The main limitation of this study was the absence of serial or protocol liver biopsies, since liver biopsies were mainly performed in the presence of biochemical abnormalities. Therefore, the prevalence of mild cellular rejection may have been underestimated. In addition, it has not been possible to accurately determine the prevalence of disease recurrence in this cohort, nor can comparisons between different immunosuppressive regimens be drawn, as the study was not designed to assess this.

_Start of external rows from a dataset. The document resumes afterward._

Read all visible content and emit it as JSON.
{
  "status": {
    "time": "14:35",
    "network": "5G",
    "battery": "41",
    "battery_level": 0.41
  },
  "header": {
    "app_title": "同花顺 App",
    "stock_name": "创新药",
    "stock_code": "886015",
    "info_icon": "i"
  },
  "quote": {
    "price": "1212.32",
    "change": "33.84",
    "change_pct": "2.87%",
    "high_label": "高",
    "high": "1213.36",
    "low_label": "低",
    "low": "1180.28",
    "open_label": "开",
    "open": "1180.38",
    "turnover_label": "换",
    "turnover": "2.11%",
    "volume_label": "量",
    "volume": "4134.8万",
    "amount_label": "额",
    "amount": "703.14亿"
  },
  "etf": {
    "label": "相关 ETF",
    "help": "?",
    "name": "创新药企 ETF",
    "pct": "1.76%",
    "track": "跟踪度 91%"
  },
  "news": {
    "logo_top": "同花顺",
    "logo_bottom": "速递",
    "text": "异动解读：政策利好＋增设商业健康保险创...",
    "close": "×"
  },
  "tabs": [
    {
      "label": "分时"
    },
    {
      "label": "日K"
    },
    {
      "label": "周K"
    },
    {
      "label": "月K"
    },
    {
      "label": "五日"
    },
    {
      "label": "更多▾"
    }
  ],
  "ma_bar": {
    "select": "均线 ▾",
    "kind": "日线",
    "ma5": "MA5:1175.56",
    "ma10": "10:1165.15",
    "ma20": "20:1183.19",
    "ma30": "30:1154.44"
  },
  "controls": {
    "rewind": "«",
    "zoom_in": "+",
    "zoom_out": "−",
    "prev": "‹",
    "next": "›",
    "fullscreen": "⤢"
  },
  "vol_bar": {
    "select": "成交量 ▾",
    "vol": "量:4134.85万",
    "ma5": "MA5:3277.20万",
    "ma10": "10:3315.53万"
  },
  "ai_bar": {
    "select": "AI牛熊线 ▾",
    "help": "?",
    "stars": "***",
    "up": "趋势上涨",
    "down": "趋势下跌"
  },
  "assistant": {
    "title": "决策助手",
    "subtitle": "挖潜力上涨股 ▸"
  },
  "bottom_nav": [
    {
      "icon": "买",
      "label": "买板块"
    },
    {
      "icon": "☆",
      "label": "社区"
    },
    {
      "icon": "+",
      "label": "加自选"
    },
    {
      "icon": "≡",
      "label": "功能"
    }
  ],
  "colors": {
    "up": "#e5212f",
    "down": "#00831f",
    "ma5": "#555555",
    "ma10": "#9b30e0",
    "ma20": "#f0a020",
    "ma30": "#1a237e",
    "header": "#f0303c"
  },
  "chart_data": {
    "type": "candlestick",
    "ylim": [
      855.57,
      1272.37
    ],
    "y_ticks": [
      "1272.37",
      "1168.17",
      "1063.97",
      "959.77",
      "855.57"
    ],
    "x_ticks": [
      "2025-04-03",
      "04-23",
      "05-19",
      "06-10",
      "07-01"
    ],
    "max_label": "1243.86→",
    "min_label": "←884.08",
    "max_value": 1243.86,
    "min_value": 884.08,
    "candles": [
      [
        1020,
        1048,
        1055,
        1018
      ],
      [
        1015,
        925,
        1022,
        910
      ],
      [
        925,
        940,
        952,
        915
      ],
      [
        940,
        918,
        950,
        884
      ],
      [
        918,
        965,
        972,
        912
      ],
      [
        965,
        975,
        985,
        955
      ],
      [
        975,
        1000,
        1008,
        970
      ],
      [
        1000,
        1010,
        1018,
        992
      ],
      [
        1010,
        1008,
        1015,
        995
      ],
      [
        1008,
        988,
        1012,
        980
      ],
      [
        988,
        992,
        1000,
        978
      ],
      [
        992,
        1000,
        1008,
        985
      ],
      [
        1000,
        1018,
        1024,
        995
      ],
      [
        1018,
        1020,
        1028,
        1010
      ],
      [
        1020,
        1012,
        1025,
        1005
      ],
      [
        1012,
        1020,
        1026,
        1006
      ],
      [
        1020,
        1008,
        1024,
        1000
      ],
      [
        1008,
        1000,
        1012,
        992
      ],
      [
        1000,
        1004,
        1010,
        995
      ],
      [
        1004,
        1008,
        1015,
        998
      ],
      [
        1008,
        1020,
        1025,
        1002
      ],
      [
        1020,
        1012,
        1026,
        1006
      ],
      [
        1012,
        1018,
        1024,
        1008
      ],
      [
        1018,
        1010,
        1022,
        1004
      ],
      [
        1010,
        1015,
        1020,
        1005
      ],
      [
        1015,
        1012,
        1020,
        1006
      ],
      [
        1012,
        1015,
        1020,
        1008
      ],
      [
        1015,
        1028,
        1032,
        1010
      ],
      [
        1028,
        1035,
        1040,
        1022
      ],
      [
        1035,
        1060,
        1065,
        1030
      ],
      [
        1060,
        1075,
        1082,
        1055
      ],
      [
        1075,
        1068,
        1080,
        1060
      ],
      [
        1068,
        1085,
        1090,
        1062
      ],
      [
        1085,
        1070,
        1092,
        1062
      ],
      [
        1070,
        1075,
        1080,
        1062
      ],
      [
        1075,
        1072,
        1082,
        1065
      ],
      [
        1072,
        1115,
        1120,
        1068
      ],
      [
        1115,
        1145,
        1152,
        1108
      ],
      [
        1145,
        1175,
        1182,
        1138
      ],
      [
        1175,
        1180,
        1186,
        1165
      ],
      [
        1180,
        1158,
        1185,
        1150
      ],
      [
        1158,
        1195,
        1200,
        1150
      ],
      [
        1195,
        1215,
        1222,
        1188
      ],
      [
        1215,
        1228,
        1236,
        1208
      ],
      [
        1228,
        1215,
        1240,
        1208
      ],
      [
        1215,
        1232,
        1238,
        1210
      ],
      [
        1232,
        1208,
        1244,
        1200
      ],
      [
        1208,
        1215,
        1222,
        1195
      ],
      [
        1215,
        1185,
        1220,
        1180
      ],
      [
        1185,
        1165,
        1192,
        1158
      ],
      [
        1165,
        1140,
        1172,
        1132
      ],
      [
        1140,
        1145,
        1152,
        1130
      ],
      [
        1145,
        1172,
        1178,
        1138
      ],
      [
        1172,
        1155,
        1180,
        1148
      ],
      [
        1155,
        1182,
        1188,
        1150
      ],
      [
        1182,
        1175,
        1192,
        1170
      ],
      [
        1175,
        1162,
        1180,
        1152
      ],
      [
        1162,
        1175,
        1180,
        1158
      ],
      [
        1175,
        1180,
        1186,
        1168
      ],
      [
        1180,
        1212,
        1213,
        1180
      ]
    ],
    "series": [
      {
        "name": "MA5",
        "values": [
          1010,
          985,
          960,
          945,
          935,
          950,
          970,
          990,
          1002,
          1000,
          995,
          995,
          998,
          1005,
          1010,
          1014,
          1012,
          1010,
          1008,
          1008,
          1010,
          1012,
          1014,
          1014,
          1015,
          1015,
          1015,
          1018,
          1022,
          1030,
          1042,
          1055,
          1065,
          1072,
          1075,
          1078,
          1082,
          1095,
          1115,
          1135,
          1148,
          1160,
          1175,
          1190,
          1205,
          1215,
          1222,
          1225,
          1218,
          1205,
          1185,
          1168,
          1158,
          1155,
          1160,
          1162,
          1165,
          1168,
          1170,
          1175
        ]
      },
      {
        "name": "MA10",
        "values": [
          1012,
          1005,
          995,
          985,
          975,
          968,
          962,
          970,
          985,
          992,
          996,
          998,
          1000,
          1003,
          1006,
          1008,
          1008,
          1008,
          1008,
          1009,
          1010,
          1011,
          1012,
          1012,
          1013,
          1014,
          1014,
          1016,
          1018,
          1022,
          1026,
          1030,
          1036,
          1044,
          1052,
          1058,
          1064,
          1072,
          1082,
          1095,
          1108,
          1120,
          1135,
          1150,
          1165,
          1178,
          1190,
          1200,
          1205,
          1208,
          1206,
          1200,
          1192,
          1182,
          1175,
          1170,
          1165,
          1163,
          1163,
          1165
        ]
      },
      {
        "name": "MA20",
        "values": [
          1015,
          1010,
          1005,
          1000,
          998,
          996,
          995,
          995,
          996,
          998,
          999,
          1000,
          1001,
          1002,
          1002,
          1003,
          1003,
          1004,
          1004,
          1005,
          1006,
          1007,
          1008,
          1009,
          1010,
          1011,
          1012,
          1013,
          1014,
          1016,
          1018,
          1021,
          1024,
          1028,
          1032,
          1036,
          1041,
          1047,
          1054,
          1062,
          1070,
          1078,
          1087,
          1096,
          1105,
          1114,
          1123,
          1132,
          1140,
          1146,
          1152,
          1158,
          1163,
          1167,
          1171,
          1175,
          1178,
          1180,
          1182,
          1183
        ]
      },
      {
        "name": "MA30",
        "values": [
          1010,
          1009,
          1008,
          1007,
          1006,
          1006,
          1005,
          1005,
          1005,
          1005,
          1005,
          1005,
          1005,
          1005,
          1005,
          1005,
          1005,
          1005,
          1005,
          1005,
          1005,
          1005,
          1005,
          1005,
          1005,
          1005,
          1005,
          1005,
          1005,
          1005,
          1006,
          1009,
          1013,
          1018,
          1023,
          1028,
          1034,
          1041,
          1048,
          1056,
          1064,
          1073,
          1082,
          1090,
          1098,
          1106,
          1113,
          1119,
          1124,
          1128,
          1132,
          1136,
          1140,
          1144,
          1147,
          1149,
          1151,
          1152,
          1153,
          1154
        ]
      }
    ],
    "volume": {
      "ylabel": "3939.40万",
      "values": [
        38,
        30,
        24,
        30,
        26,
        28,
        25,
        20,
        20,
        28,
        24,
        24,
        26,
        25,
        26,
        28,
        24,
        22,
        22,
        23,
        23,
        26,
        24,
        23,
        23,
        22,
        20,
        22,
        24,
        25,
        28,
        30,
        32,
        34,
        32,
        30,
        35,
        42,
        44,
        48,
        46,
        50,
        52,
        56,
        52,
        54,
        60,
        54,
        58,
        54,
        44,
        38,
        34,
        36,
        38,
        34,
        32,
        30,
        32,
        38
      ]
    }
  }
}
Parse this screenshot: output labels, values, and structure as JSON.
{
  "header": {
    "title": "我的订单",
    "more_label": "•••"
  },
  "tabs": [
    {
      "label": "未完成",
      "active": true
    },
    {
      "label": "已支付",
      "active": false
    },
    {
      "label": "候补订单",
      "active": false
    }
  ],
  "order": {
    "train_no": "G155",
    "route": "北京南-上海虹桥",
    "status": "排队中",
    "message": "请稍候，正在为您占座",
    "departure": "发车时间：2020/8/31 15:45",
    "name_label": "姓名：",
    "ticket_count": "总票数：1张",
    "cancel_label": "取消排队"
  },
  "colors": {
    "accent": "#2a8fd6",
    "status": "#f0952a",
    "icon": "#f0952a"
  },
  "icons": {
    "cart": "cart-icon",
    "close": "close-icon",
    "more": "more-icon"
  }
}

An additional weakness is the long time period during which patients were selected. The improvements in outcomes observed between our study and earlier studies15–17 may be due to several reasons, including advances in surgical technique, improved intensive care, and standardized immunosuppressive therapy. Indeed, the majority of transplants (71/77, 93%) in patients aged >65 yr were performed after 1994, in contrast to the other studies. Moreover, in this series, the proportion of older recipients receiving transplants for primary biliary cirrhosis was high, and the cardiovascular workup for all patients >60 yr was robust. Additionally, the lower MELD scores at transplant in the >65 yr cohort may also be significant, while patients >60 yr were more likely to be delisted for transplant if their clinical condition deteriorated. The study would have been stronger had the groups been etiology-matched, but increasing age is associated with a different spectrum of diseases, and therefore this was not possible. Another potential area of criticism is the use of a single-center study. We would contest that this allows patient groups to be studied in more depth, and gives a consistency to patient management that multicenter studies may fail to do.
In conclusion, this study demonstrates that the 5-yr survival of patients over 60 and 65 yr undergoing LT is comparable to the outcomes demonstrated in those less than 60 yr. Therefore, LT should not be denied to older recipients on the basis of age alone, once a comprehensive screen for comorbidity has been undertaken. In addition, patients over 65 yr have lower rejection rates, and excellent graft survival. It is logical, therefore, based on these findings, that older recipients might benefit from strategies geared toward immunosuppression withdrawal and tolerance induction. However, long-term follow-up of these patients is warranted.